Within four days, the accused — Pooja and her accomplice Devi Lal — kidnapped the couple’s four-year-old son after assaulting Shipra brutally. The duo, who decamped with jewellery and other valuables in the couple’s car, demanded Rs 5 lakh ransom for the child’s release. Thankfully, the police were able to catch the culprits within two hours from Palwal district.
Rising cases of theft, robbery and abduction by domestic helps in the city have raised serious questions on the safety of residents, particularly children, who often spend most of the day alone with domestic helps.
Gurgaon has a floating population of more than five lakh maids, domestic helps, drivers, gardeners, carpenters, masons and industrial and construction workers.
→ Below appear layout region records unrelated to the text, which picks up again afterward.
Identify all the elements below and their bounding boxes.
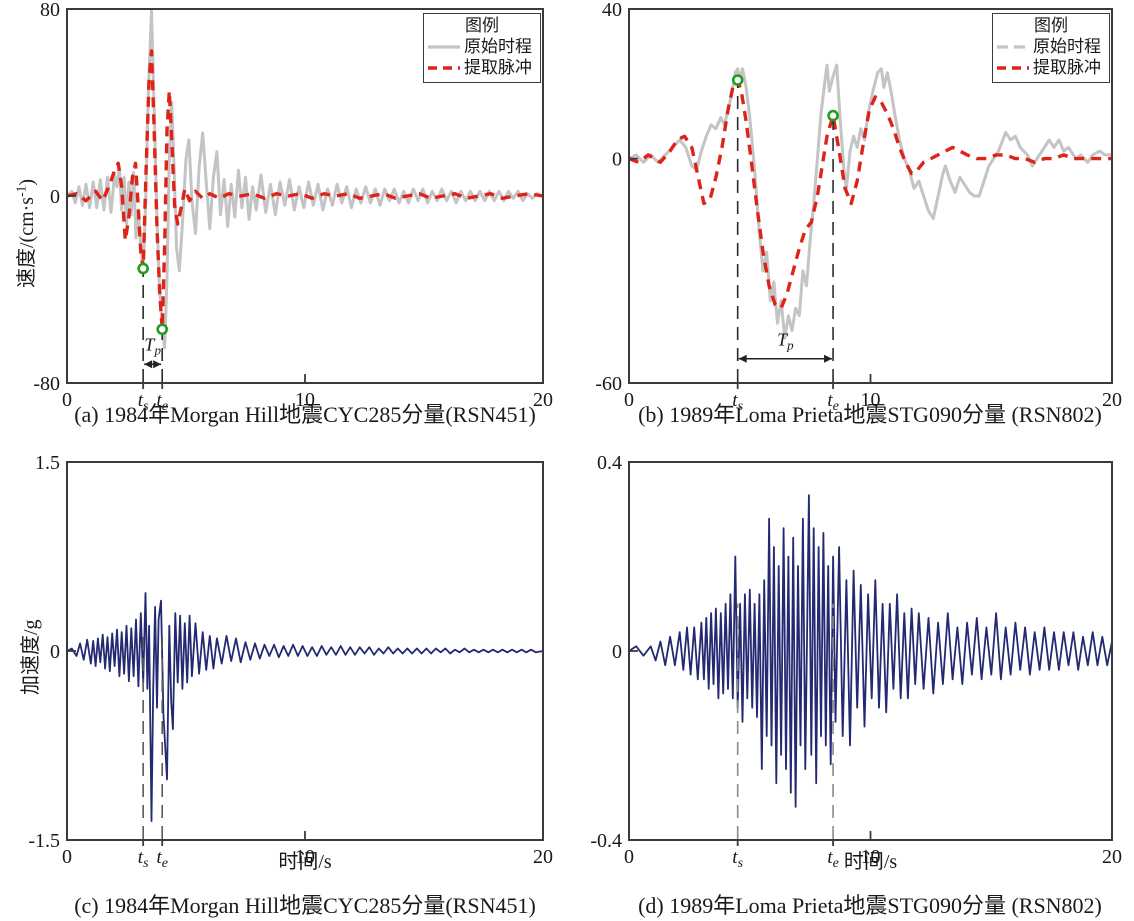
y-axis-label-superscript: -1 bbox=[13, 185, 29, 197]
legend-item-label: 提取脉冲 bbox=[464, 58, 532, 77]
x-axis-label-time-d: 时间/s bbox=[843, 851, 898, 873]
svg-text:0.4: 0.4 bbox=[597, 452, 622, 474]
svg-text:te: te bbox=[156, 390, 168, 414]
svg-text:20: 20 bbox=[533, 389, 553, 411]
legend-box-a: 图例 原始时程 提取脉冲 bbox=[423, 13, 541, 83]
svg-text:0: 0 bbox=[612, 641, 622, 663]
svg-text:ts: ts bbox=[138, 390, 149, 414]
legend-title: 图例 bbox=[465, 16, 499, 35]
legend-item-label: 原始时程 bbox=[464, 37, 532, 56]
y-axis-label-velocity: 速度/(cm·s-1) bbox=[10, 179, 39, 288]
caption-c: (c) 1984年Morgan Hill地震CYC285分量(RSN451) bbox=[74, 893, 536, 918]
original-line-swatch-icon bbox=[997, 44, 1029, 49]
svg-text:te: te bbox=[827, 847, 839, 871]
svg-text:0: 0 bbox=[624, 389, 634, 411]
svg-text:80: 80 bbox=[40, 0, 60, 21]
svg-text:te: te bbox=[156, 847, 168, 871]
original-line-swatch-icon bbox=[428, 44, 460, 49]
legend-item-pulse: 提取脉冲 bbox=[427, 57, 537, 78]
legend-item-original: 原始时程 bbox=[427, 36, 537, 57]
pulse-line-swatch-icon bbox=[428, 65, 460, 70]
panel-d-acceleration-loma-prieta: 0.4 0 -0.4 0 10 20 ts te 时间/s (d) 1989年Loma Pri… bbox=[567, 440, 1134, 921]
svg-text:0: 0 bbox=[62, 846, 72, 868]
svg-text:0: 0 bbox=[50, 641, 60, 663]
svg-text:10: 10 bbox=[861, 846, 881, 868]
svg-text:20: 20 bbox=[1102, 389, 1122, 411]
legend-item-original: 原始时程 bbox=[996, 36, 1106, 57]
svg-text:ts: ts bbox=[732, 847, 743, 871]
panel-a-velocity-morgan-hill: Tp 80 0 -80 0 10 20 ts te 速度/(cm·s-1) 图例 原始时程 提取… bbox=[0, 0, 567, 440]
svg-text:Tp: Tp bbox=[777, 330, 794, 353]
pulse-line-swatch-icon bbox=[997, 65, 1029, 70]
svg-text:1.5: 1.5 bbox=[35, 452, 60, 474]
svg-text:ts: ts bbox=[138, 847, 149, 871]
legend-box-b: 图例 原始时程 提取脉冲 bbox=[992, 13, 1110, 83]
legend-item-label: 原始时程 bbox=[1033, 37, 1101, 56]
caption-b: (b) 1989年Loma Prieta地震STG090分量 (RSN802) bbox=[638, 402, 1102, 427]
svg-text:-0.4: -0.4 bbox=[590, 830, 622, 852]
svg-text:te: te bbox=[827, 390, 839, 414]
svg-text:Tp: Tp bbox=[144, 334, 161, 357]
legend-title: 图例 bbox=[1034, 16, 1068, 35]
panel-b-velocity-loma-prieta: Tp 40 0 -60 0 10 20 ts te 图例 原始时程 提取脉冲 (b) 1989年… bbox=[567, 0, 1134, 440]
svg-text:10: 10 bbox=[861, 389, 881, 411]
svg-text:40: 40 bbox=[602, 0, 622, 21]
y-axis-label-text: 速度/(cm·s bbox=[16, 196, 38, 288]
svg-text:20: 20 bbox=[1102, 846, 1122, 868]
y-axis-label-suffix: ) bbox=[16, 178, 38, 186]
svg-text:10: 10 bbox=[295, 846, 315, 868]
legend-item-pulse: 提取脉冲 bbox=[996, 57, 1106, 78]
svg-text:0: 0 bbox=[50, 186, 60, 208]
svg-text:-1.5: -1.5 bbox=[28, 830, 60, 852]
svg-text:0: 0 bbox=[62, 389, 72, 411]
svg-text:-80: -80 bbox=[33, 373, 60, 395]
svg-text:20: 20 bbox=[533, 846, 553, 868]
x-axis-label-time-c: 时间/s bbox=[278, 851, 332, 873]
svg-text:0: 0 bbox=[612, 149, 622, 171]
panel-c-acceleration-morgan-hill: 1.5 0 -1.5 0 10 20 ts te 加速度/g 时间/s (c) 1984年Mo… bbox=[0, 440, 567, 921]
svg-text:ts: ts bbox=[732, 390, 743, 414]
svg-text:10: 10 bbox=[295, 389, 315, 411]
caption-a: (a) 1984年Morgan Hill地震CYC285分量(RSN451) bbox=[74, 402, 536, 427]
y-axis-label-text: 加速度/g bbox=[20, 619, 42, 695]
legend-item-label: 提取脉冲 bbox=[1033, 58, 1101, 77]
svg-text:0: 0 bbox=[624, 846, 634, 868]
svg-text:-60: -60 bbox=[595, 373, 622, 395]
y-axis-label-acceleration: 加速度/g bbox=[14, 619, 43, 695]
caption-d: (d) 1989年Loma Prieta地震STG090分量 (RSN802) bbox=[638, 893, 1102, 918]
With rapid urbanisation, influx of white-collar professionals and rising number of working couples, the demand for domestic helps is further increasing. While the police are often blamed for the rising crime rate, in such cases it is often the employers who fail to take security adequate measures and get a police verification done.
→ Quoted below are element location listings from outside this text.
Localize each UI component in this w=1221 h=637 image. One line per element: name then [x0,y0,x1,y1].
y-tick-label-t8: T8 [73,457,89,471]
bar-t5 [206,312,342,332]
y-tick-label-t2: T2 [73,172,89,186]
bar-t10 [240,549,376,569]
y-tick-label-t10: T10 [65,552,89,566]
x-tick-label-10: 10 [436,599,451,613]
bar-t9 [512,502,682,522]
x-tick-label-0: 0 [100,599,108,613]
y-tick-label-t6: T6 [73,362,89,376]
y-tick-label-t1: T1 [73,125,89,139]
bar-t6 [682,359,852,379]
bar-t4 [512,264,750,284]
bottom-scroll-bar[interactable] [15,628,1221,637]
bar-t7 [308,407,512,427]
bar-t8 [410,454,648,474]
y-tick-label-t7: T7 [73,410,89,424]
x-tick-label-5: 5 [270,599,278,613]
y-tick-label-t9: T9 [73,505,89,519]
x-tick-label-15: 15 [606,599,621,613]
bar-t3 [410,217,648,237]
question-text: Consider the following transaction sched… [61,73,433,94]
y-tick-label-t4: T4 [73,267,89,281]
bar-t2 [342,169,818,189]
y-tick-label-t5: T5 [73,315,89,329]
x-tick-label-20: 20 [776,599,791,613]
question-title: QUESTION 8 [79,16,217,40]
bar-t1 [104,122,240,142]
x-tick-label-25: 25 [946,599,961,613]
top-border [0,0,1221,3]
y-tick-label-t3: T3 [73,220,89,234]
“People rarely come to police stations to get a verification done for their helps,” says Maheshwar Dayal, Gurgaon joint commissioner of police.
Rakesh Bansal, superintendent of police of Gumla district in Jharkhand from where a substantial number of helps come to work in Gurgaon, confirms Dayal’s version. “We rarely get verification requests of helps from our counterparts in NCR unless it’s for address verification of a person from the region who has got a government job,” says Bansal. The Gumla police have constituted an anti-human trafficking unit to curb the practice.
Men and women from economically backward regions of the country are often lured with the promise of a better life or many a time trafficked to parts of the National Capital Region and made to work as helps in homes.
Bansal added, “Our counterparts in Delhi-NCR keep alerting us about crimes so that we can help them track culprits if they return to their native places. Most of the time, no proper police verification is conducted before helps are hired.”
According to a rough estimate, more than 200 placement agencies based out of South Delhi and Gurgaon supply domestic helps in the Millennium City.
Several of these agencies fail to get verifications conducted as hundreds of youths from across the country are trafficked here.
Ashwani Narula, president of Gurgaon-based firm Hamari Suraksha that maintains a database of verified helps and works with the police to facilitate verification, said they are receiving several requests lately. “It is in the interest of both the employers as well the employees to get a verification done. While it gives the employers a sense of security, it ensures that verified helps get better jobs. As they are considered to be more reliable, they are paid better.”